Air source heat pumps use a small external heat exchanger and a circulating fan, operating like an air-conditioning unit in reverse. Ground source heat pumps use a large heat exchanger in the form of tubing typically laid 1-2m underground. These tubes when laid horizontally can take up a large area and is therefore generally not suitable for homes without a reasonable amount of land. However vertical systems can be used but are more
expensive and generally require planning permission. [1]

How much do they cost?

Air source heat pumps cost typically around £6,000 to £10,000, whereas ground source heat pumps can be up to £17,000 (excluding heat distribution costs such as fitting underfloor heating) [2]. Smaller air-to-air room heaters of around 4 kWth are available for around £300 (excluding installation) [1]. Annual running costs of a ground source heat pump can be around £650 and £750 for an air source [2]. Savings of around £450 per year could be achieved if replacing electrical storage heating, although minimal savings are seen versus natural gas [3].

How efficient are they?

The efficiency of heat pumps is based on the amount of electricity consumed versus the heat output and is known as the coefficient of performance (COP). A typical ground source heat pump will generate 3 to 4 times more heat energy than the electricity consumed, whereas an air source heat pump is around 2 to 3 times [4]. However in practice the difference attained is much smaller, around 2.3 for ground and 2.2 for air [5].

What are the CO2 savings?

A 8kW capacity heat pump could provide 70kg CO2/yr savings, assuming 6,250kWh space and water heating including backup immersion heating of 1,750kWh [4].

How long do they last?

Heat pumps are generally more durable than standard gas central heating boilers, with an expected lifetime of 40 years or more, although the compressors may require replacing after around 20 years [1; 2].

 

 

References

[1] Staffell, I., Baker, P., Barton, J. P., Bergman, N., Blanchard, R., Brandon, N. P., Brett, D. J. L., Hawkes, A., Infield, D., Jardine, C. N., Kelly, N., Leach, M., Matian, M., Peacock, A. D., Sudtharalingam, S. and Woodman, B. (2010), "UK microgeneration. Part II: Technology overviews", Proceedings of Institution of Civil Engineers: Energy, vol. 163, no. 4, pp. 143-165.

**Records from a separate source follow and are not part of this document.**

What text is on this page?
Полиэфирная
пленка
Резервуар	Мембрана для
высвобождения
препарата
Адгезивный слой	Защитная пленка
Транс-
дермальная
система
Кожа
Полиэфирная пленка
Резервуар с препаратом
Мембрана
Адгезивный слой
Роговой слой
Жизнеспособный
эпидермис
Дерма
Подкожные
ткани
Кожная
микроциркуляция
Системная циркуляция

[2] Energy Saving Trust, ( 2011), A buyer’s guide to renewable and low carbon technologies, Energy Saving Trust, London.

[3] Energy Saving Trust (2011), Microgeneration and renewables media fact sheet 2011–2012, Energy Saving Trust, London.

[4] Energy Saving Trust (2010), Domestic Low and Zero Carbon Technologies - Technical and practical integration in housing, CE317, Energy Saving Trust, London.

[5] Energy Saving Trust (2010), Getting warmer: a field trial of heat pumps, Energy Saving Trust, London.